Keen to resolve the crisis, some producers conducted a series of informal meetings with FWICE office-bearers and other stakeholders the whole of last week.

The attempt was to make the FWICE aware of the serious problems the producers and broadcasters are facing because of the cancellation of shootings of the tele-serials.

'We listened to them, but we have asked them to put their suggestions in writing before we make any final commitment,' Dinesh Chaturvedi of the FWICE said.

He said a core committee of producers, headed by filmmaker Mukesh Bhatt, had offered to give a meagre wage hike to the non-contractual cine workers but declined to meet their demands in toto.

'They have promised to revert to us for official negotiations over the issue by Friday. I don't see any other way out for them,' Chaturvedi pointed out.

He blamed the producers for giving in to the pressure exerted on them by the broadcasters to suspend the shootings of their shows.

'By doing so, they only exacerbated the problem. Apparently, it was meant to browbeat the cine workers into submission. Now that they are feeling the pinch as the cine workers have stood their ground, suddenly their approach to the problem has changed,' Chaturvedi added.

The producers' core committee is now desperately seeking an honourable escape route, he said.

Producer Ratan Jain, president of the Association of Motion Picture and Television Programme Producers (AMPTPP) and a key member of the core committee, said that without further delay all the three stakeholders - the broadcasters, producers and cine workers - should approach the issue with a positive mindframe in order to find out a long-term solution.

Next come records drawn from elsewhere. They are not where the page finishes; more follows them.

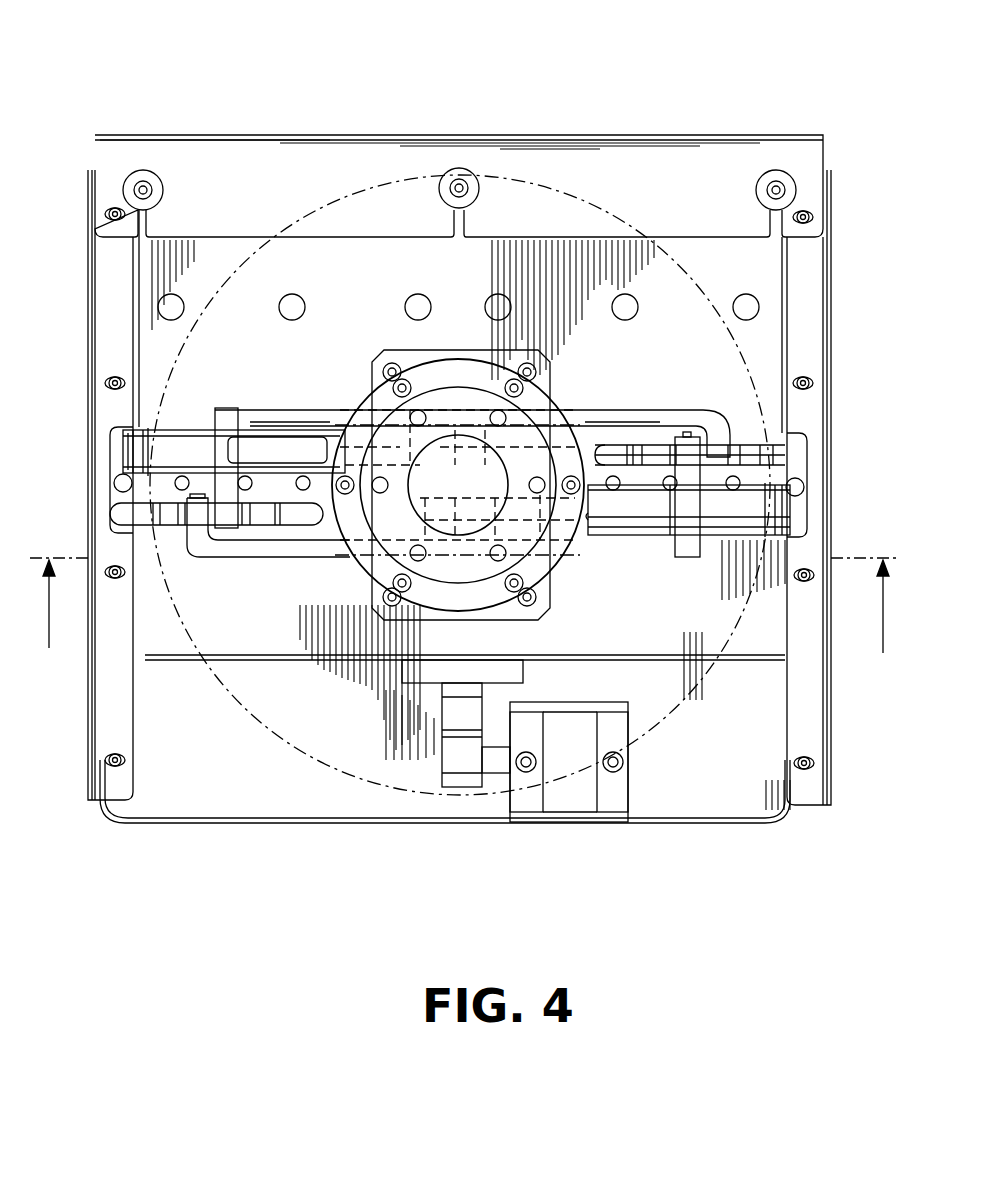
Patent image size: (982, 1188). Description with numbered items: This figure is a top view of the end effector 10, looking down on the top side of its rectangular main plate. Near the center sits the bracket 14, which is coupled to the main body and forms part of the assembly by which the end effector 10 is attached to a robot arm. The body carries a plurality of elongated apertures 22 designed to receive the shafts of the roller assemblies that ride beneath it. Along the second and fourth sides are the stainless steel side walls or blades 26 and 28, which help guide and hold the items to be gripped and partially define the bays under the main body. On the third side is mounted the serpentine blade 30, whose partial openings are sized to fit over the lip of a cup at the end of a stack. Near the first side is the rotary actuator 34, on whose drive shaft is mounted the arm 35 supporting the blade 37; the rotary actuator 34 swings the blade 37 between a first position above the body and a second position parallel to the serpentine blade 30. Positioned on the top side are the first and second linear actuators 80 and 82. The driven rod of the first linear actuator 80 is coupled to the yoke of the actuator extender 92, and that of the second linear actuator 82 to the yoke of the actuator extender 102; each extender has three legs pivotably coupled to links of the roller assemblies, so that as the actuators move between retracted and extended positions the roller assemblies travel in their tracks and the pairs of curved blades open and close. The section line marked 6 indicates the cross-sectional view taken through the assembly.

The end effector 10 is at (68, 104).
The serpentine blade 30 is at (613, 160).
The side wall or blade 28 is at (108, 732).
The side wall or blade 26 is at (802, 738).
The bracket 14 is at (514, 360).
The actuator extender 92 is at (638, 420).
The first linear actuator 80 is at (187, 450).
The actuator extender 102 is at (268, 547).
The second linear actuator 82 is at (638, 505).
The elongated apertures 22 is at (125, 513).
The blade 37 is at (173, 660).
The arm 35 is at (443, 712).
The rotary actuator 34 is at (618, 788).
The section line 6- 6 is at (464, 606).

'First, the FWICE must realise that the economics of the film and television industries are not the same. When it drew up its bye-laws, those were framed keeping only the film industry in mind. So, it should not apply the same to the television industry strictly,' Jain said.

Secondly, he said, the broadcasters on their part also must try to understand the constraints of the producers.

Thirdly, he said, in view of the current economic slowdown, it has become imperative for the producers to cut production costs to relieve the channels of their financial burden in these trying times.

'In sum, it is only if all these three stakeholders try to understand each other's problems with a give-and-take attitude can a solution to the stalemate be found before it is too late,' Jain said.